Roles control actions. Ownership controls visibility.

If a policy or flow exists only as a draft and has never been published:

  • it is user-owned
  • only the creating user can see it in normal listings
  • it can still be opened directly if the ID is known

Once a policy or flow is published/versioned:

  • the base becomes organization-owned
  • anyone in that organization with sufficient role permissions can see it

This means published resources stop behaving like private drafts and become shared tenant assets.

The platform currently follows these rules:

  • a user creates a brand new draft policy or flow: only that user sees it in normal lists
  • a user creates a draft from an existing published/versioned base: anyone in the owning org can see it
  • a direct ID can still open a never-published draft because IDs are UUIDs and treated as hard-to-guess links

Groups follow the visibility of their contents.

  • if a user creates a group containing only resources they alone can see, only that user can see the group
  • if a group contains organization-owned policies or flows, anyone in that organization can see the group

In practice, groups remain private until they contain org-visible content.

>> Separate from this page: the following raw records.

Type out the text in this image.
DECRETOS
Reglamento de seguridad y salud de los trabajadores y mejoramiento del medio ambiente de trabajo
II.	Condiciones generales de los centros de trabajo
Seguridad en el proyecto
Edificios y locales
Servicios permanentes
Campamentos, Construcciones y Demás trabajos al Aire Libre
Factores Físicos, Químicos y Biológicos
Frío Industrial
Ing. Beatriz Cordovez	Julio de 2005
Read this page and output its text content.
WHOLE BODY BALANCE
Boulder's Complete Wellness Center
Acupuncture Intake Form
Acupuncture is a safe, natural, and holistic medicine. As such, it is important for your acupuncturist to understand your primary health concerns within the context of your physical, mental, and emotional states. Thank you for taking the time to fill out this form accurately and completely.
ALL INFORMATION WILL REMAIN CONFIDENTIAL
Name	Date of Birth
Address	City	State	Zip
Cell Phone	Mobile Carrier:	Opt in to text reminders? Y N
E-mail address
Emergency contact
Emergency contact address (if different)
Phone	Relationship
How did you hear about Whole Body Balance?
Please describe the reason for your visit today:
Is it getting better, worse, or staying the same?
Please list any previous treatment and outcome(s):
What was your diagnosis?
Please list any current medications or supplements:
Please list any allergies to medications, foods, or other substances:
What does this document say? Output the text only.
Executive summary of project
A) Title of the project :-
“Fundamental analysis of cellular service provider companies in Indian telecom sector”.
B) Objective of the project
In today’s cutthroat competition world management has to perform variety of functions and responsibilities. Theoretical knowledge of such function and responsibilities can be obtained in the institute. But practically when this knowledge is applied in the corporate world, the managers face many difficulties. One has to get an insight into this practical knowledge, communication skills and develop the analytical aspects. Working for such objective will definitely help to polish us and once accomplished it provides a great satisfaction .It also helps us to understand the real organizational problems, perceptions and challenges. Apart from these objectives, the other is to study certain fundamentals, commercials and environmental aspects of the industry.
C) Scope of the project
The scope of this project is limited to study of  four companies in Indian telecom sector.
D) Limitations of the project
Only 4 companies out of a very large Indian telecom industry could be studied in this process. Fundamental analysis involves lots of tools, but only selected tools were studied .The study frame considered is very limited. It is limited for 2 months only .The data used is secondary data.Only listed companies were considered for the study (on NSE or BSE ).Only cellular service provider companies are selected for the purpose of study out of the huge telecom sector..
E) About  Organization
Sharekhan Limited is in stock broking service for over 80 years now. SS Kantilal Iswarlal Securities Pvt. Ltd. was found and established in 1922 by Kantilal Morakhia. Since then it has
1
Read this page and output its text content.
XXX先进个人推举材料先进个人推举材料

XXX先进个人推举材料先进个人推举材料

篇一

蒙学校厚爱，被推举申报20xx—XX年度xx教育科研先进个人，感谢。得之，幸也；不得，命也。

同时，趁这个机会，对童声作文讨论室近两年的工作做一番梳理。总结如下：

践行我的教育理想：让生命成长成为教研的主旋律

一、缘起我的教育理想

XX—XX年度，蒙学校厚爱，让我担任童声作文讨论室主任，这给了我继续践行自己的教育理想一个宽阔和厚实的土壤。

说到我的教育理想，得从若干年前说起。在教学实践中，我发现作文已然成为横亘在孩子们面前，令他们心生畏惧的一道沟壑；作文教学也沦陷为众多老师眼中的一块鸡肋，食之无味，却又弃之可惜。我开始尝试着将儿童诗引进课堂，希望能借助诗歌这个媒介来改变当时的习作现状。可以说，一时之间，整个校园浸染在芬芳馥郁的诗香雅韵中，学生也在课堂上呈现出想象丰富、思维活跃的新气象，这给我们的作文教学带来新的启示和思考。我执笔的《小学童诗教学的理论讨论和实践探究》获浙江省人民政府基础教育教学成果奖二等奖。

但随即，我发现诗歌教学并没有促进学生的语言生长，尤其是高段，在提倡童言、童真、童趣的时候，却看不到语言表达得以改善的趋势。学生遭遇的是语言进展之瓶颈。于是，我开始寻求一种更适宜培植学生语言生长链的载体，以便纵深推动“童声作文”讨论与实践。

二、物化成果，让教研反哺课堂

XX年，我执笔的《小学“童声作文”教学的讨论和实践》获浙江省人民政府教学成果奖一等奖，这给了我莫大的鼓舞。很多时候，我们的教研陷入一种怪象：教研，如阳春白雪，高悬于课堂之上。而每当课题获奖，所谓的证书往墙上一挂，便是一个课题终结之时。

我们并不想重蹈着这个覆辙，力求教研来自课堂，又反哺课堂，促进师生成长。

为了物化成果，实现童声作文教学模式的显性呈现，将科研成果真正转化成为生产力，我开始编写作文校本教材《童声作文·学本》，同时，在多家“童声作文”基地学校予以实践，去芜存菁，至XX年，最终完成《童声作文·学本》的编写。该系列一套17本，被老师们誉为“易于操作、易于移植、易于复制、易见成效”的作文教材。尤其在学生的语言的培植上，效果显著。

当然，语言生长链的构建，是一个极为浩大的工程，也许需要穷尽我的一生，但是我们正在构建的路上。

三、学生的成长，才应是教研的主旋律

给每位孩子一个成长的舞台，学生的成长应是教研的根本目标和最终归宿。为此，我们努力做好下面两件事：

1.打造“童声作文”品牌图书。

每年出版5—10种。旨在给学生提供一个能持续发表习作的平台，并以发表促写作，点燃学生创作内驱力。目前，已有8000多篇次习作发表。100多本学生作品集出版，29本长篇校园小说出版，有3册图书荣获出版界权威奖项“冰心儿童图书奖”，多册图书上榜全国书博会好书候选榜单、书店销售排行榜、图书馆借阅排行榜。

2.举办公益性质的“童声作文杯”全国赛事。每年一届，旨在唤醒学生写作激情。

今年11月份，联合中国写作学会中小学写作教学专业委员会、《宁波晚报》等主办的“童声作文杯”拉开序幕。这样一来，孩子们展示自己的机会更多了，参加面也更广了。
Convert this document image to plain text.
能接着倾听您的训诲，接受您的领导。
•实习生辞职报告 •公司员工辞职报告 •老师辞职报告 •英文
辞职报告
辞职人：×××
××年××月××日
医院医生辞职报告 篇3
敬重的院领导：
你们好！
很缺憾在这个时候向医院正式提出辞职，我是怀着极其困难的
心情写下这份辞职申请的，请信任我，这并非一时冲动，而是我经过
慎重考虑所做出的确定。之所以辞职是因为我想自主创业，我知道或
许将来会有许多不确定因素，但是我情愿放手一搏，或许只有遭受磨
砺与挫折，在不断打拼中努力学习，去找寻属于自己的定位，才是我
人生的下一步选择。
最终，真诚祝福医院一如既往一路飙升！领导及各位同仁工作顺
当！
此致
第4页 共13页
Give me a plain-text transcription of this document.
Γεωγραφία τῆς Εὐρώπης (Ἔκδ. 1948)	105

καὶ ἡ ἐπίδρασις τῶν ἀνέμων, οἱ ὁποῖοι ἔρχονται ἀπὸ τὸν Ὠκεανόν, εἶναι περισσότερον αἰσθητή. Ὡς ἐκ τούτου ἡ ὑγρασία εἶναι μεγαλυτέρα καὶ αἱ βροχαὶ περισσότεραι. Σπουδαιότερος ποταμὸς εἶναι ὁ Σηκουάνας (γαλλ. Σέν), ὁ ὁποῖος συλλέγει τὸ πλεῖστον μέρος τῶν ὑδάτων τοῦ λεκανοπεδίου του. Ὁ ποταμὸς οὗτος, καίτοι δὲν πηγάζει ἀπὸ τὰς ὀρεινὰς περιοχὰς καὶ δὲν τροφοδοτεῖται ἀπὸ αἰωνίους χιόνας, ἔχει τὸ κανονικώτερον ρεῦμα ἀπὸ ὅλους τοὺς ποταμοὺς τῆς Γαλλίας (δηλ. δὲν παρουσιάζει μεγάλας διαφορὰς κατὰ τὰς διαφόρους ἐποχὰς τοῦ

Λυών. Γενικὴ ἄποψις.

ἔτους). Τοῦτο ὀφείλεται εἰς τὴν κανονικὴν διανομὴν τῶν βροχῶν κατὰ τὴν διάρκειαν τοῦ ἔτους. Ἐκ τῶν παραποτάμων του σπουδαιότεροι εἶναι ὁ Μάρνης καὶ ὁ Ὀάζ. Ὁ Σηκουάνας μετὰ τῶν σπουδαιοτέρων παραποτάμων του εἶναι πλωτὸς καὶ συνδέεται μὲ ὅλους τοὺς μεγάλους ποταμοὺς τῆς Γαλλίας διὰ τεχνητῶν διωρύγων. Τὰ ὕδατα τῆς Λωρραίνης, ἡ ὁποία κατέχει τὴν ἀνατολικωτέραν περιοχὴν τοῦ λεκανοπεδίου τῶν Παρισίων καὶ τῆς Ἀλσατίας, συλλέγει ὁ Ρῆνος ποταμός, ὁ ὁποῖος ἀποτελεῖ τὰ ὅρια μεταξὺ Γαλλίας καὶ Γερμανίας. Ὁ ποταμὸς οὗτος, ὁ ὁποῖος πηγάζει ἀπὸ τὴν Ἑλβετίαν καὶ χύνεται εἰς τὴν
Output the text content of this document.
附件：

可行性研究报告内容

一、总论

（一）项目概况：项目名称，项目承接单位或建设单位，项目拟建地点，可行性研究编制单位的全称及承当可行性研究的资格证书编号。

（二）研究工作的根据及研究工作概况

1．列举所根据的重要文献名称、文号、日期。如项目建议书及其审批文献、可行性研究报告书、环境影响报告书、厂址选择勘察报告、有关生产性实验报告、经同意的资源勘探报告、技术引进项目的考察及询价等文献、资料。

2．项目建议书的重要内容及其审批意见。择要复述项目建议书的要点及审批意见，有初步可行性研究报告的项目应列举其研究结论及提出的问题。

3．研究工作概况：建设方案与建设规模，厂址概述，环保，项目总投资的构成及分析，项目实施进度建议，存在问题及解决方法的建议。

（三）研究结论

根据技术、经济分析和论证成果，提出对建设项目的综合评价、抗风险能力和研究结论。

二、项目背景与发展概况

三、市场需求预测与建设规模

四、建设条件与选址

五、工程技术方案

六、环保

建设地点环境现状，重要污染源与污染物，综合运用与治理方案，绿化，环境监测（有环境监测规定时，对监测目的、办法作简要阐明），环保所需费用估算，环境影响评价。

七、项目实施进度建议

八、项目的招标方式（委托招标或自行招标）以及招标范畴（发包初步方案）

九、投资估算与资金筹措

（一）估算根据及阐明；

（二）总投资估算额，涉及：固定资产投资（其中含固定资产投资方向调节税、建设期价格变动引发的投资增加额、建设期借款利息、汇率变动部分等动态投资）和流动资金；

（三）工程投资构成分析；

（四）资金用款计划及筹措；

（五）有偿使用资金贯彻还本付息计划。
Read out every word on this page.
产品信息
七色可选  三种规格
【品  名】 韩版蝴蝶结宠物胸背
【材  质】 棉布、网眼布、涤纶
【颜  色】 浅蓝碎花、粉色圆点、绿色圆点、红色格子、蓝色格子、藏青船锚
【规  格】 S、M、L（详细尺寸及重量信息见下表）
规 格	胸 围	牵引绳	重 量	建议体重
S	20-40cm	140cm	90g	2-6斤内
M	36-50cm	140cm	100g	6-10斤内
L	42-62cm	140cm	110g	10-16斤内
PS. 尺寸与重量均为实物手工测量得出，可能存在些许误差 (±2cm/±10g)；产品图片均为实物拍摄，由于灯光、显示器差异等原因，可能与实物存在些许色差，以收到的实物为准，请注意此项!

Deletes are currently soft deletes.

  • you delete a base policy or base flow
  • you do not delete an individual version
  • once the base is deleted, it can no longer be loaded or run, even if someone tries to use a version ID directly

Tenant audit activity is available to:

  • admin
  • auditor

Current audit coverage includes create, edit, publish, assign, execute, and delete paths that exist in the platform. Ad hoc editor test runs are not part of the main audit trail.